Without validation, teams may close tickets based on intent rather than proof. This creates residual risk. A ticket may show as completed, while the original exposure remains reachable through another path, role, tenant boundary, tool call, or workflow.

Validation is therefore one of the most important parts of the AI security workflow. It is also one of the most time-consuming.

Section 05

Why companies may need more developers

AI-generated findings create a staffing issue because most remediation work still requires engineering judgment. Developers must understand the affected code, determine the safest correction, avoid breaking production behavior, update tests, and support retesting. Security teams must confirm the risk and validate the correction. Project managers may be needed to track ownership, status, deadlines, and reporting.

As AI audits scale, the number of findings can grow faster than the organization's ability to process them. This can force companies to choose between delaying remediation, redirecting developers away from product work, or adding more engineering and security capacity. For large enterprises, the cost of proving, fixing, validating, and documenting AI findings can become material.

Section 06

Where Telhawk fits

Telhawk is built for the post-finding workflow, but its value begins earlier than remediation. Galen© helps structure the evidence that AI-assisted security review needs in order to produce better findings. By organizing affected code paths, data flows, authorization boundaries, API routes, missing guards, permission models, agent tool access, remediation context, and validation status, Galen© helps LLMs reason from security evidence rather than disconnected raw input.

This can improve both sides of AI security review. It can help increase the number of real, security-relevant findings that may otherwise be missed, while also helping reduce speculative findings, duplicates, unsupported conclusions, and hallucinated issues. The result is not simply more findings. The result is a clearer path from AI-assisted analysis to proof-backed security work.
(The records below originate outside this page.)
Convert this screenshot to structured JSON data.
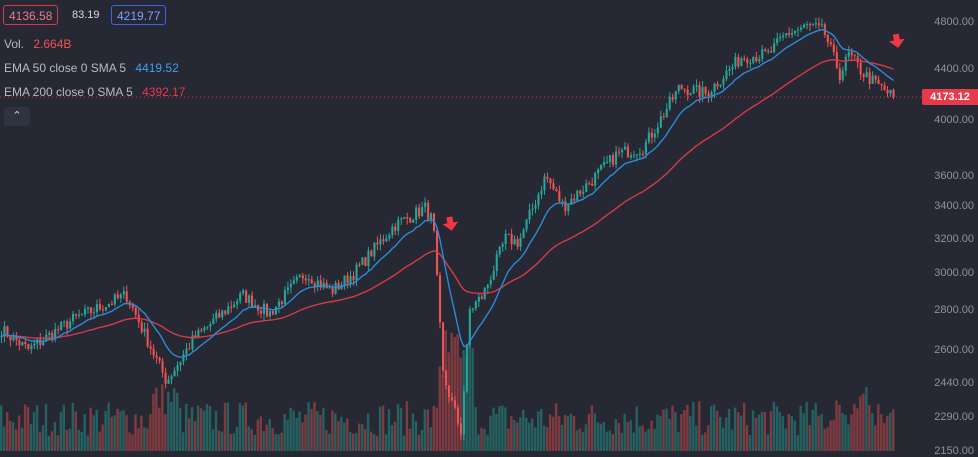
{
  "legend": {
    "bid": "4136.58",
    "spread": "83.19",
    "ask": "4219.77",
    "vol_label": "Vol.",
    "vol_value": "2.664B",
    "ema50_label": "EMA 50 close 0 SMA 5",
    "ema50_value": "4419.52",
    "ema200_label": "EMA 200 close 0 SMA 5",
    "ema200_value": "4392.17",
    "collapse_icon": "chevron-up-icon"
  },
  "colors": {
    "background": "#262833",
    "up": "#26a69a",
    "down": "#ef5350",
    "ema50": "#2a8bd8",
    "ema200": "#d63a48",
    "last_price": "#e8394a",
    "arrow": "#f23645"
  },
  "chart_data": {
    "type": "candlestick",
    "last_price": 4173.12,
    "y_scale": "log",
    "ylim": [
      2150,
      4950
    ],
    "y_ticks": [
      4800,
      4400,
      4000,
      3600,
      3400,
      3200,
      3000,
      2800,
      2600,
      2440,
      2290,
      2150
    ],
    "y_tick_labels": [
      "4800.00",
      "4400.00",
      "4000.00",
      "3600.00",
      "3400.00",
      "3200.00",
      "3000.00",
      "2800.00",
      "2600.00",
      "2440.00",
      "2290.00",
      "2150.00"
    ],
    "price_anchors": [
      [
        0,
        2700
      ],
      [
        0.03,
        2600
      ],
      [
        0.08,
        2750
      ],
      [
        0.14,
        2880
      ],
      [
        0.15,
        2780
      ],
      [
        0.185,
        2450
      ],
      [
        0.215,
        2650
      ],
      [
        0.27,
        2880
      ],
      [
        0.3,
        2780
      ],
      [
        0.34,
        3000
      ],
      [
        0.37,
        2900
      ],
      [
        0.395,
        3000
      ],
      [
        0.44,
        3280
      ],
      [
        0.475,
        3390
      ],
      [
        0.484,
        3300
      ],
      [
        0.495,
        2480
      ],
      [
        0.515,
        2230
      ],
      [
        0.525,
        2800
      ],
      [
        0.54,
        2880
      ],
      [
        0.565,
        3200
      ],
      [
        0.58,
        3180
      ],
      [
        0.61,
        3600
      ],
      [
        0.63,
        3400
      ],
      [
        0.66,
        3560
      ],
      [
        0.69,
        3750
      ],
      [
        0.72,
        3800
      ],
      [
        0.76,
        4250
      ],
      [
        0.79,
        4200
      ],
      [
        0.83,
        4500
      ],
      [
        0.86,
        4520
      ],
      [
        0.88,
        4700
      ],
      [
        0.905,
        4770
      ],
      [
        0.922,
        4720
      ],
      [
        0.94,
        4350
      ],
      [
        0.95,
        4520
      ],
      [
        0.965,
        4370
      ],
      [
        0.98,
        4280
      ],
      [
        1.0,
        4173.12
      ]
    ],
    "ema50_last": 4419.52,
    "ema200_last": 4392.17,
    "volume_label": "Vol.",
    "volume_last": "2.664B",
    "annotations": [
      {
        "type": "down-arrow",
        "near_index": 0.49
      },
      {
        "type": "down-arrow",
        "near_index": 1.0
      }
    ]
  }
}
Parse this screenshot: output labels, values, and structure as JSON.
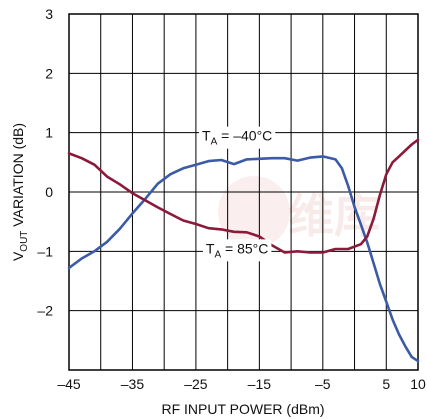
{
  "chart_data": {
    "type": "line",
    "title": "",
    "xlabel": "RF INPUT POWER (dBm)",
    "ylabel": {
      "prefix": "V",
      "subscript": "OUT",
      "suffix": " VARIATION (dB)"
    },
    "xlim": [
      -45,
      10
    ],
    "ylim": [
      -3,
      3
    ],
    "x_ticks": [
      -45,
      -35,
      -25,
      -15,
      -5,
      5,
      10
    ],
    "x_tick_labels": [
      "–45",
      "–35",
      "–25",
      "–15",
      "–5",
      "5",
      "10"
    ],
    "y_ticks": [
      -2,
      -1,
      0,
      1,
      2,
      3
    ],
    "y_tick_labels": [
      "–2",
      "–1",
      "0",
      "1",
      "2",
      "3"
    ],
    "x_grid": [
      -45,
      -40,
      -35,
      -30,
      -25,
      -20,
      -15,
      -10,
      -5,
      0,
      5,
      10
    ],
    "y_grid": [
      -3,
      -2,
      -1,
      0,
      1,
      2,
      3
    ],
    "grid": true,
    "series": [
      {
        "name": "T_A = –40°C",
        "label": {
          "prefix": "T",
          "subscript": "A",
          "suffix": " = –40°C"
        },
        "color": "#3b5ba7",
        "x": [
          -45,
          -43,
          -41,
          -39,
          -37,
          -35,
          -33,
          -31,
          -29,
          -27,
          -25,
          -23,
          -21,
          -19,
          -17,
          -15,
          -13,
          -11,
          -9,
          -7,
          -5,
          -3,
          -2,
          -1,
          0,
          1,
          2,
          3,
          4,
          5,
          6,
          7,
          8,
          9,
          10
        ],
        "y": [
          -1.28,
          -1.12,
          -1.0,
          -0.84,
          -0.62,
          -0.36,
          -0.12,
          0.14,
          0.3,
          0.4,
          0.46,
          0.52,
          0.54,
          0.47,
          0.55,
          0.56,
          0.57,
          0.57,
          0.53,
          0.58,
          0.6,
          0.55,
          0.4,
          0.1,
          -0.25,
          -0.55,
          -0.85,
          -1.2,
          -1.55,
          -1.85,
          -2.15,
          -2.4,
          -2.6,
          -2.78,
          -2.85
        ]
      },
      {
        "name": "T_A = 85°C",
        "label": {
          "prefix": "T",
          "subscript": "A",
          "suffix": " = 85°C"
        },
        "color": "#8b1a3a",
        "x": [
          -45,
          -43,
          -41,
          -39,
          -37,
          -35,
          -33,
          -31,
          -29,
          -27,
          -25,
          -23,
          -21,
          -19,
          -17,
          -15,
          -13,
          -11,
          -9,
          -7,
          -5,
          -3,
          -1,
          1,
          2,
          3,
          4,
          5,
          6,
          7,
          8,
          9,
          10
        ],
        "y": [
          0.65,
          0.57,
          0.46,
          0.26,
          0.13,
          -0.02,
          -0.14,
          -0.26,
          -0.37,
          -0.48,
          -0.54,
          -0.61,
          -0.63,
          -0.67,
          -0.68,
          -0.75,
          -0.9,
          -1.02,
          -1.0,
          -1.02,
          -1.02,
          -0.96,
          -0.96,
          -0.88,
          -0.75,
          -0.45,
          -0.05,
          0.3,
          0.5,
          0.6,
          0.7,
          0.8,
          0.88
        ]
      }
    ],
    "annotations": [
      {
        "series": 0,
        "text_prefix": "T",
        "text_subscript": "A",
        "text_suffix": " = –40°C",
        "at_x": -18.5,
        "at_y": 0.95
      },
      {
        "series": 1,
        "text_prefix": "T",
        "text_subscript": "A",
        "text_suffix": " = 85°C",
        "at_x": -18.5,
        "at_y": -0.95
      }
    ]
  },
  "watermark": "维库"
}
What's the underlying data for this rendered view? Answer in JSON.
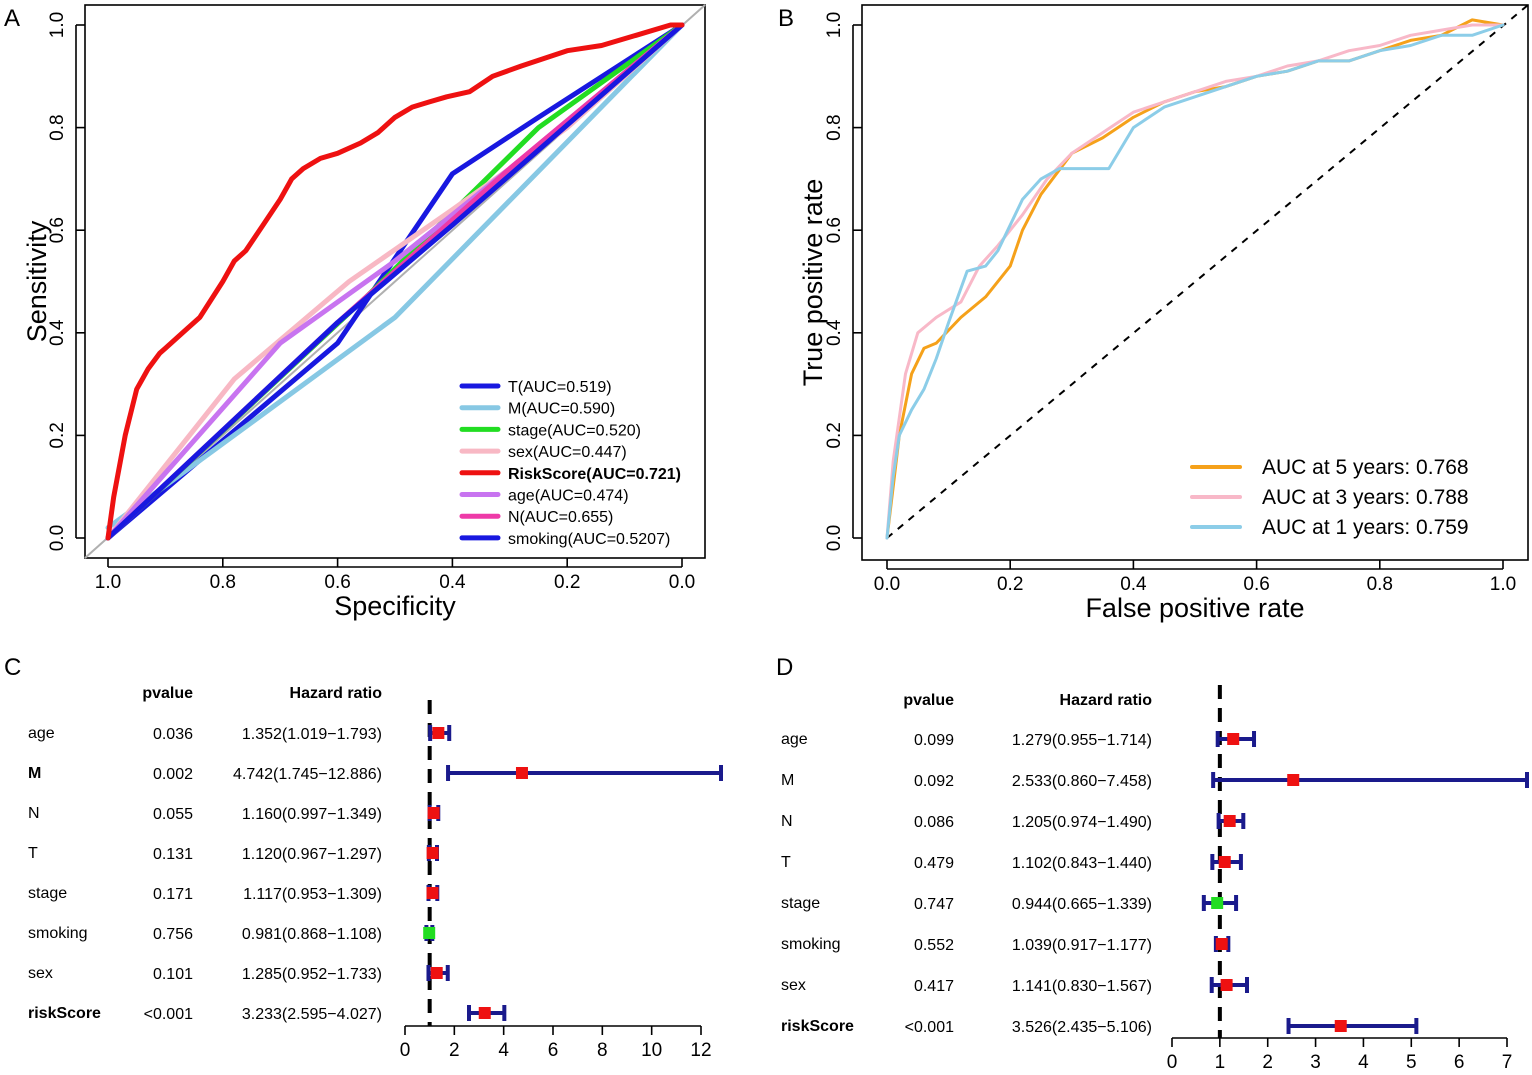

Telhawk helps move security teams from raw AI findings to proof-backed outcomes: evidence, priority, remediation direction, validation status, and report-ready documentation. In this model, LLMs become more useful because they are paired with structured proof.

Figure

Figure 1 — Where AI audit cost accumulates

Raw AI findings
18
Human review
72
Remediation
88
Retesting
46
Validation
78
Documentation
64

Illustrative workload intensity. Bars are directional, not measured. Cost and team time tend to concentrate in human review, remediation, validation, and documentation rather than in finding generation itself.

Figure

Figure 2 — How structured evidence improves LLM security review

  1. Step 1
    Raw inputs
  2. Step 2
    Galen© evidence layer
  3. Step 3
    LLM security reasoning
  4. Step 4
    Proof-backed findings
  5. Step 5
    Remediation + validation

Structured evidence helps LLMs reason from security context rather than disconnected raw input.

Closing

Conclusion

AI security will increase the number of findings available to software teams. But finding volume alone does not reduce risk. Risk is reduced when findings are real, proven, prioritized, remediated, validated, and documented.

LLMs will play a major role in software security, but their results depend on context. When AI review is supported by structured evidence, it can help surface more real risk while reducing unsupported noise. That is the role Telhawk is designed to serve.

The future of AI security is not more alerts. The future is better findings, stronger proof, remediation, validation, and trust.